Connecting Finnish and Adirondack Communities
By Anthony F. Hall
Wednesday, November 2, 2011
Bolton summer resident Rayna Caldwell recently returned from Finland, where she was a member of a team of Adirondack officials and advocates participating in “Connecting Finnish and Adirondack Communities: Science Museums Facilitating Awareness and Action on Climate and Energy.”
The group of Americans, which consisted of members of the Adirondack Climate and Energy Action Plan (ADKCAP) Task Force and staff from the Wild Center, the natural history museum in Tupper Lake, traveled to Finland to meet with counterparts at the Heureka Science Center in Vantaa.
“We’re interested in addressing climate change by examining ways that people can conserve energy, develop better access to alternative fuels while also helping the local economies,” said Caldwell. “The purpose of this trip was to further the cultural and intellectual exchange that has already developed between the Wild Center and the Heureka Science Center.”
Caldwell traveled to Finland in her capacity as an advisor to ADKCAP, a network organized after a 2008 conference at the Wild Center titled “The American Response to Climate Change: the Adirondack Model: Using Climate Change Solutions to Restore a Rural American Economy.”

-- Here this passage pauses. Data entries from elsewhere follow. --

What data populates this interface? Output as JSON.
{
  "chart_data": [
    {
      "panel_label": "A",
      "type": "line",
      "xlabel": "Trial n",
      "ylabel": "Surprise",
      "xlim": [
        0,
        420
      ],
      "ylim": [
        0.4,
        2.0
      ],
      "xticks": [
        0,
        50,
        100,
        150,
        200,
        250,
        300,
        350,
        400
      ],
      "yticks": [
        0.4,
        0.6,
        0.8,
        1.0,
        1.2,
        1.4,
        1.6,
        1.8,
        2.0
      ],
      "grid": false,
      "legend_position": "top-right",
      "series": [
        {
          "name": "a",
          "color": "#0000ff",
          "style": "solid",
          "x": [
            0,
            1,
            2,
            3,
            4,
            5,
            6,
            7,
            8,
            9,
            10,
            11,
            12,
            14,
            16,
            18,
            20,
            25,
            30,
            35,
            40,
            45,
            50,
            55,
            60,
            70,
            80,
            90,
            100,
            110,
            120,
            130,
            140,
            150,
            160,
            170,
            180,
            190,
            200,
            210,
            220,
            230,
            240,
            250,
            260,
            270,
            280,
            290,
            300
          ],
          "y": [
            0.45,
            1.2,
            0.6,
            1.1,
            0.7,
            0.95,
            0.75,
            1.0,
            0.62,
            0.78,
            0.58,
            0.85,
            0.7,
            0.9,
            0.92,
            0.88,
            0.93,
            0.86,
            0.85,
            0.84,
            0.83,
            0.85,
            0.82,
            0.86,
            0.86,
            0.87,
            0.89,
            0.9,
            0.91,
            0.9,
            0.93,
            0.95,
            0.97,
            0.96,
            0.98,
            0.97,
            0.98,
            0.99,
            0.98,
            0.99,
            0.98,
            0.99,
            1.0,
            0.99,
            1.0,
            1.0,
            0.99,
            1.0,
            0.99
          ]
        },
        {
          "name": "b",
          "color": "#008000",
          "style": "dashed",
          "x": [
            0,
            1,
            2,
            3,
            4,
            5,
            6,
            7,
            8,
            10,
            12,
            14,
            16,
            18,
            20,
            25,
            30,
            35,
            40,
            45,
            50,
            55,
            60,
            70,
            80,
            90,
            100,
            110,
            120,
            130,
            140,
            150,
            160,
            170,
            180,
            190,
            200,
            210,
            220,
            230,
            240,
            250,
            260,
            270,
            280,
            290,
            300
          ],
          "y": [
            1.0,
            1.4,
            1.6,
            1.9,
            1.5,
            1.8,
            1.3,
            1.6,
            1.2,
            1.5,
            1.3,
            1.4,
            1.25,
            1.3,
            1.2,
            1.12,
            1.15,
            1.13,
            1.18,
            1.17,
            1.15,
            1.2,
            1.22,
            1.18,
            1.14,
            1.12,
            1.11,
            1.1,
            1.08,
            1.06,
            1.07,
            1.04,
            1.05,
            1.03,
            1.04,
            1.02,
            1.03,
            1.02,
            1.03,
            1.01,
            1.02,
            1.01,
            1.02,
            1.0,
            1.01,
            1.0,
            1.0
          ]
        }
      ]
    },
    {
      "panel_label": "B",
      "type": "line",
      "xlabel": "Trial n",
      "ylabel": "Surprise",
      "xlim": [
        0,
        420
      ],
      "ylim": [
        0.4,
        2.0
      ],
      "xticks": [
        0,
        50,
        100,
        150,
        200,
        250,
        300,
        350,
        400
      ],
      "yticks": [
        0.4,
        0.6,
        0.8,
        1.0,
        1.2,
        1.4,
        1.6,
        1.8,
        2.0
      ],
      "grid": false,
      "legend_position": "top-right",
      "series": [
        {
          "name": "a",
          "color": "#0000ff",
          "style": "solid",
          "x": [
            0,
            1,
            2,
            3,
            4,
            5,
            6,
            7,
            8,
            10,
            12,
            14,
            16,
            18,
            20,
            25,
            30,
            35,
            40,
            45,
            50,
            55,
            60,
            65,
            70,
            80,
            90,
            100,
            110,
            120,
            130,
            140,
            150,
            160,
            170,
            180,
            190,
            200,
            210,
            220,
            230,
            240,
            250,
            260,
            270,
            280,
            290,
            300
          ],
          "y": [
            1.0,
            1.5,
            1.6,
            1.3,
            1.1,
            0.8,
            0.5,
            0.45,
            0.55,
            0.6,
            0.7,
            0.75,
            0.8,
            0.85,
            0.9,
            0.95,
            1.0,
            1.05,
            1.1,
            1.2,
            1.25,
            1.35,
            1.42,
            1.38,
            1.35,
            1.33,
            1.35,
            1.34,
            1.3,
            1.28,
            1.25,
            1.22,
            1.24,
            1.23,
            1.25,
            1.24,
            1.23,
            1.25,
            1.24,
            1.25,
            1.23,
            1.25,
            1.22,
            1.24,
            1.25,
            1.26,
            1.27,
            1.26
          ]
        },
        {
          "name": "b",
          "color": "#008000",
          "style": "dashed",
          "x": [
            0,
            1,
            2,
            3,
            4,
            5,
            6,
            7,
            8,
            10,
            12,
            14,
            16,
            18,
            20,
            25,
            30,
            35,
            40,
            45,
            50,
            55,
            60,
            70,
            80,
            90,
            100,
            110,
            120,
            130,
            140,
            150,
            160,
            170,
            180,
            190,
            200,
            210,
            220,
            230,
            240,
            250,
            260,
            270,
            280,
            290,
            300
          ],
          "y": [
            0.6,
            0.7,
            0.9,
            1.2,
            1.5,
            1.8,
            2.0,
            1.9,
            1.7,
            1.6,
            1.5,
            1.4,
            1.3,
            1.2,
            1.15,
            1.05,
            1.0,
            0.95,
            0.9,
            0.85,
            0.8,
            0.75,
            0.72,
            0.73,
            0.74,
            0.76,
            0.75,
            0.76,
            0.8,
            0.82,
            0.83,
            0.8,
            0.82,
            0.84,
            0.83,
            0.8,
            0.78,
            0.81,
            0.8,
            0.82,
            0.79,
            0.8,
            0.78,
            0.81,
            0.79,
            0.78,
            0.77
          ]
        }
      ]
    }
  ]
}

“Lapland is very similar to the Adirondacks, not only because of its forests, lakes and clean air, but because of similar issues, such as using biomass for energy without depleting natural resources and finding markets for locally-produced wood products,” she said.
Caldwell is a graduate of the Yale School of Forestry and Environmental Studies, where she earned a Master’s in Environmental Management. At the Wild Center, she organizes educational and training programs on green construction and renewable energy. Caldwell also works with local communities to promote energy efficiency.